In deciding whether there is a disputed material fact issue precluding summary judgment, evidence favorable to the nonmov-ant will be taken as true. Nixon, 690 S.W.2d at 548-49. Every reasonable inference must be indulged in favor of the nonmovant and any doubts resolved in its favor. Id.

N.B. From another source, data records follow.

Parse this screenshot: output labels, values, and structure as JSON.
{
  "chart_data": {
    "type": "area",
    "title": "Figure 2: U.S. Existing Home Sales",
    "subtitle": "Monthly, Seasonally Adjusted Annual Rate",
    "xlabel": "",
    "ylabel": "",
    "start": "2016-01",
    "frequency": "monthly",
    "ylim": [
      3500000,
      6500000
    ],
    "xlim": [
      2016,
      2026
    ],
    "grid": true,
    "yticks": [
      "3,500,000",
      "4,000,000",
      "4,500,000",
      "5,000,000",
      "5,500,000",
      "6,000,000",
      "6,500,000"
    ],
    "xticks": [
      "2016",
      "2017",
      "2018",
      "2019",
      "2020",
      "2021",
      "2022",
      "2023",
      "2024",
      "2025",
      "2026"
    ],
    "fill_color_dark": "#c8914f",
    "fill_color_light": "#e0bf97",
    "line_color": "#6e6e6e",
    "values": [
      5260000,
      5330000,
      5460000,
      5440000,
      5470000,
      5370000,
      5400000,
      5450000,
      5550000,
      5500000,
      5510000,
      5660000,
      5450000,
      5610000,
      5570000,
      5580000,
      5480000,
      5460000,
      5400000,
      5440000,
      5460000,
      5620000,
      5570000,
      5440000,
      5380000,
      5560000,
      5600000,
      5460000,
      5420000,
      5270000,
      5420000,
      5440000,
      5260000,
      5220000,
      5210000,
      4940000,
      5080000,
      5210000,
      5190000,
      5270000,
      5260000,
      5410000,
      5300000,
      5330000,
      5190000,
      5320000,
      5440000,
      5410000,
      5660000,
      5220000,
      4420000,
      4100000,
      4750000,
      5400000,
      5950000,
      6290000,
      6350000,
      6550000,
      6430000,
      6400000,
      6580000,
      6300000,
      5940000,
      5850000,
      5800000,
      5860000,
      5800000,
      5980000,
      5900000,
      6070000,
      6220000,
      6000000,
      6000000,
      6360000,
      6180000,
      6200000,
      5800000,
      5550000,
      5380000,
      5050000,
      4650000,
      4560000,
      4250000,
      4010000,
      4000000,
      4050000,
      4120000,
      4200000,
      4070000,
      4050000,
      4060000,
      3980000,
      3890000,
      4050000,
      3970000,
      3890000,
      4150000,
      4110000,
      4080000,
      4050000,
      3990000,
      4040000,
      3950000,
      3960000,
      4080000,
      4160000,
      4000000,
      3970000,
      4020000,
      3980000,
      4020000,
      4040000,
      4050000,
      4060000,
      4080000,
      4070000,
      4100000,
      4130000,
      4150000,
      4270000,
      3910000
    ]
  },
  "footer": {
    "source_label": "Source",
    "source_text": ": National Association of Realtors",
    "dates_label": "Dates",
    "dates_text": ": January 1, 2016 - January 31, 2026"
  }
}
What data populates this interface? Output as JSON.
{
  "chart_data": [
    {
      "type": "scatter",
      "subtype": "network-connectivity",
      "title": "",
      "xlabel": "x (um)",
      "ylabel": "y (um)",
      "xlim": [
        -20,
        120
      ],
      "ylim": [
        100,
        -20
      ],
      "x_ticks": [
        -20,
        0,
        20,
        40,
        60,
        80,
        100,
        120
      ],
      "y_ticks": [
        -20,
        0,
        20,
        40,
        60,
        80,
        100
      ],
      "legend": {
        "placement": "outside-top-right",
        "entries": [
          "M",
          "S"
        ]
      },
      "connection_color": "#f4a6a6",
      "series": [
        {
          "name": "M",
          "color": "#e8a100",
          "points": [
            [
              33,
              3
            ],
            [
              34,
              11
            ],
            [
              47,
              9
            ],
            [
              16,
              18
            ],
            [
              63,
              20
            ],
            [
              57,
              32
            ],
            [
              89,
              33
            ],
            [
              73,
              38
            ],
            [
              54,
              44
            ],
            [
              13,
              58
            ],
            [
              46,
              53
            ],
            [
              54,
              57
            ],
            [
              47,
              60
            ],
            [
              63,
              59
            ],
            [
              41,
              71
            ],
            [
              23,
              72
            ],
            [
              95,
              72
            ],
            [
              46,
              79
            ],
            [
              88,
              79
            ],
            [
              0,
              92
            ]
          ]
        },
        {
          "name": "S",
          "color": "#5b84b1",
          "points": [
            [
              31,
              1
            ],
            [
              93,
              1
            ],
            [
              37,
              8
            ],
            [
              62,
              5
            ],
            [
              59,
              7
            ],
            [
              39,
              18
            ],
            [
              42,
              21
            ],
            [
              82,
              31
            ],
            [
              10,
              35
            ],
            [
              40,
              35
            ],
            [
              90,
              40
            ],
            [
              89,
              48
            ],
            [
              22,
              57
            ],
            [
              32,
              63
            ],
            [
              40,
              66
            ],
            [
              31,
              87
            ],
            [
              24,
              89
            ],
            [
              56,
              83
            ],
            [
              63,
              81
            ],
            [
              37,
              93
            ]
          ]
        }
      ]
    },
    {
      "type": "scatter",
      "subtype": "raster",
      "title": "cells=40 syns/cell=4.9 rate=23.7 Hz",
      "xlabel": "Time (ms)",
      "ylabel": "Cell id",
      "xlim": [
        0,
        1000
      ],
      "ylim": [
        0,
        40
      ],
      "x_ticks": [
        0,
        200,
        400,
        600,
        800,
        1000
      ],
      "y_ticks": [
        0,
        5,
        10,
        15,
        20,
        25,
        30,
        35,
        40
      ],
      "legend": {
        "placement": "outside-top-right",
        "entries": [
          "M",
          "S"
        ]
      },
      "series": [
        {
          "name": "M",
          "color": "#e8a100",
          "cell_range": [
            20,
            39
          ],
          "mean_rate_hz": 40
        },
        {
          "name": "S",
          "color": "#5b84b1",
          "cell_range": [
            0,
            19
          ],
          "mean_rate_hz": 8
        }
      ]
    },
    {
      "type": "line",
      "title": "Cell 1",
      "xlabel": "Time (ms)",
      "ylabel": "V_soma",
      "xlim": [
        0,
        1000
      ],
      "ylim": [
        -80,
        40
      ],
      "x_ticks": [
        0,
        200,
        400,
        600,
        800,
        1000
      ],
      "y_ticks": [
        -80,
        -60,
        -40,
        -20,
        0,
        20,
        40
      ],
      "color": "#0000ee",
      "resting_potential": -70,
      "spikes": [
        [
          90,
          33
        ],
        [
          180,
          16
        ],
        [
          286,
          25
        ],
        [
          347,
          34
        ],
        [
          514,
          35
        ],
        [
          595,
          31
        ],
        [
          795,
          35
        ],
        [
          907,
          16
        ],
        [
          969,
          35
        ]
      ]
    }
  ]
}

A summary judgment may be affirmed only on grounds stated in the motion. Home Indem. Co. v. Pate, 814 S.W.2d 497, 500 (Tex.App.—Houston [1st Dist.] 1991, writ denied). When the summary judgment does not state the specific grounds upon which it is granted, it must be affirmed if any one of the grounds asserted in the motion is meritorious. Carr v. Brasher, 776 S.W.2d 567, 569 (Tex.1989); McCrea v. Cubilla Condominium Corp., N.V., 685 S.W.2d 755, 757 (Tex.App.—Houston [1st Dist.] 1985, writ ref'd n.r.e.).

III. ANALYSIS

The Hammacks’ cause of action rests upon the purported negligence or gross negligence of Conoco. The elements of a common-law negligence cause of action are: (1) a legal duty owed by one person to another; (2) a breach of that duty; and (3) damages proximately resulting from the breach. Greater Houston Transp. Co. v. Phillips, 801 S.W.2d 523, 525 (Tex.1990). The Hammacks argue that Conoco was under a duty to warn Hammack of the presence or potential presence of hydrogen sulfide in high concentrations in the drilling fluid that Basin removed from the well. Conoco claims that its summary judgment evidence has proven as a matter of law that Conoco did not have a duty to John Hammack, and even if it did, it fulfilled its duty by warning Basin and Ham-mack.

The threshold inquiry in a negligence action is determining whether the defendant owed a duty to the plaintiff. El Chico Corp. v. Poole, 732 S.W.2d 306, 311 (Tex.1987). Existence of a duty is a question of law. Mitchell v. Missouri-Kan.-Tex. R.R., 786 S.W.2d 659, 662 (Tex.1990).